Facilitating sequence length flexibility, which permits variable-length inputs without the need for re-training model parameters.
Implementing decaying inter-token dependency, which ensures that as the relative distance between tokens increases, their mutual contribution within the attention mechanism progressively decreases.

The implementation of RoPE is visualized in the following diagram:

Figure 1: Implementation of Rotary Position Embedding (RoPE).

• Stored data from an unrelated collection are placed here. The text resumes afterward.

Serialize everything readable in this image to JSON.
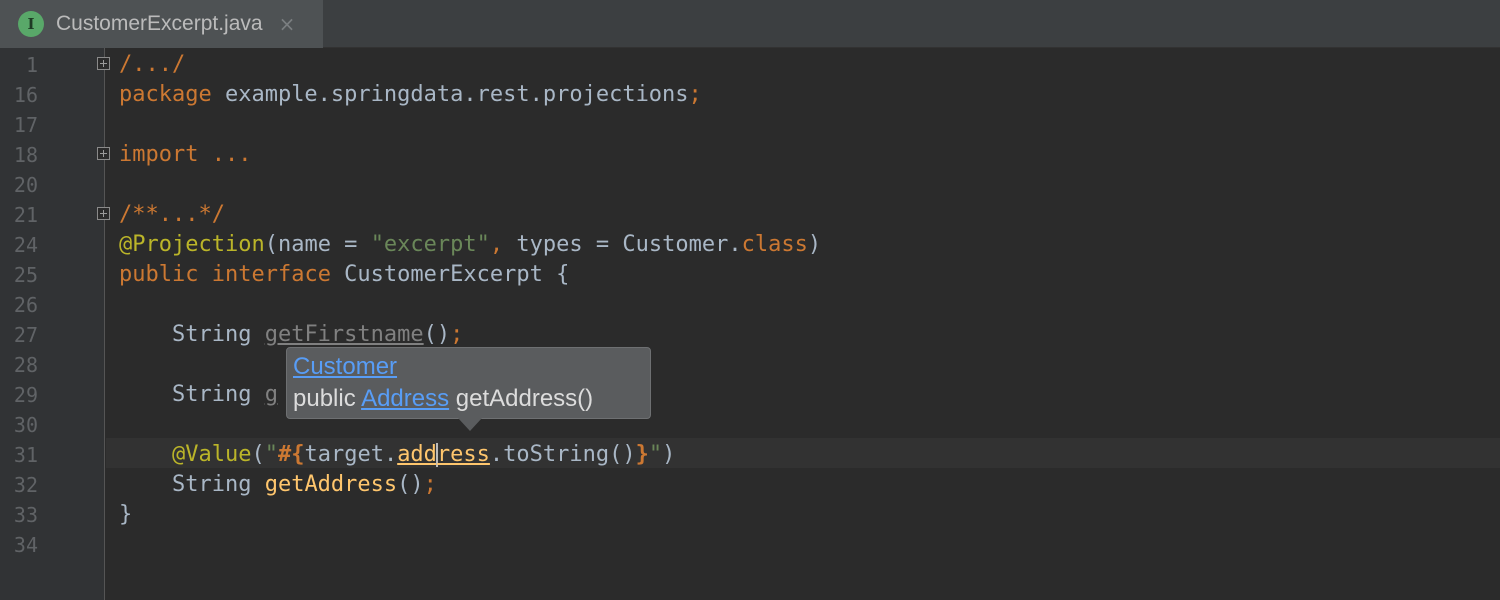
{
  "tab": {
    "icon_letter": "I",
    "title": "CustomerExcerpt.java",
    "close": "×"
  },
  "gutter": {
    "line_numbers": [
      "1",
      "16",
      "17",
      "18",
      "20",
      "21",
      "24",
      "25",
      "26",
      "27",
      "28",
      "29",
      "30",
      "31",
      "32",
      "33",
      "34"
    ]
  },
  "code": {
    "l1": {
      "fold": "/.../"
    },
    "l16": {
      "kw": "package",
      "pkg": " example.springdata.rest.projections",
      "semi": ";"
    },
    "l18": {
      "kw": "import",
      "rest": " ..."
    },
    "l21": {
      "fold": "/**...*/"
    },
    "l24": {
      "ann": "@Projection",
      "p1": "(",
      "name": "name",
      "eq1": " = ",
      "str": "\"excerpt\"",
      "comma": ", ",
      "types": "types",
      "eq2": " = ",
      "cls": "Customer.",
      "kwclass": "class",
      "p2": ")"
    },
    "l25": {
      "kw1": "public",
      "kw2": " interface",
      "name": " CustomerExcerpt {"
    },
    "l27": {
      "indent": "    ",
      "type": "String ",
      "method": "getFirstname",
      "paren": "()",
      "semi": ";"
    },
    "l29": {
      "indent": "    ",
      "type": "String ",
      "partial": "g"
    },
    "l31": {
      "indent": "    ",
      "ann": "@Value",
      "p1": "(",
      "q1": "\"",
      "brace1": "#{",
      "expr1": "target.",
      "hl1": "add",
      "hl2": "ress",
      "expr2": ".toString()",
      "brace2": "}",
      "q2": "\"",
      "p2": ")"
    },
    "l32": {
      "indent": "    ",
      "type": "String ",
      "method": "getAddress",
      "paren": "()",
      "semi": ";"
    },
    "l33": {
      "brace": "}"
    }
  },
  "popup": {
    "class_link": "Customer",
    "mod": "public ",
    "type_link": "Address",
    "sig": " getAddress()"
  },
  "colors": {
    "background": "#2b2b2b",
    "keyword": "#cc7832",
    "annotation": "#bbb529",
    "string": "#6a8759",
    "method": "#ffc66d",
    "link": "#589df6"
  }
}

Properties and Theoretical Insights

Long-term Decay Property

RoPE exhibits a long-term decay property, ensuring that the influence of widely separated tokens in a sequence diminishes over distance. This mirrors the rationale that tokens with vast relative distances should exhibit weaker semantic connections. The exponent in the sinusoidal function yields this decay effect, highlighting RoPE's reflection of linguistic intuition.

Figure 2: Long-term decay of RoPE.

Integration with Linear Attention

RoPE seamlessly integrates with linear attention mechanisms, such as those used in Performer models, allowing for efficient computation in transformer layers with linear complexity. This integration is accomplished by maintaining the rotational matrix multiplication, preserving the norm of embeddings and ensuring stable learning dynamics.

Experimental Evaluation

Language Modeling Pre-training

RoPE was evaluated in pre-training settings, replacing traditional sinusoidal encodings in BERT models. Results demonstrated faster convergence for RoFormer compared to vanilla BERT, due to RoPE's more effective positional representation.

(Figure 3 - Left)

Figure 3: Evaluation of RoPE in language modeling pre-training. Left: training loss for BERT and RoFormer.

Performance in Downstream Tasks

RoFormer was further validated on several NLP tasks from the GLUE benchmark suite, exhibiting superior or comparable performance to BERT in tasks such as semantic equivalence detection and sentiment analysis. RoFormer's handling of longer sequences showed marked improvements, especially when sequence lengths exceeded 512 tokens.

Implications and Future Directions

RoFormer's architectural advancements prompt reconsideration of conventional positional encoding in transformers, enabling more efficient training and improved performance, especially in processing long sequences. Future research could extend RoPE's principles to other domains within machine learning, facilitate advancements in multimodal architectures, or inspire further optimizations in low-resource environments.

Conclusion

"RoFormer: Enhanced Transformer with Rotary Position Embedding" introduces a significant improvement to positional encoding in transformers, through RoPE. By integrating relative positional encoding into self-attention, RoPE enhances both the flexibility and performance of transformer-based models, particularly in handling longer contexts. This method not only ensures more robust pre-training and fine-tuning but also paves the way for scalable, large-scale LLM deployments.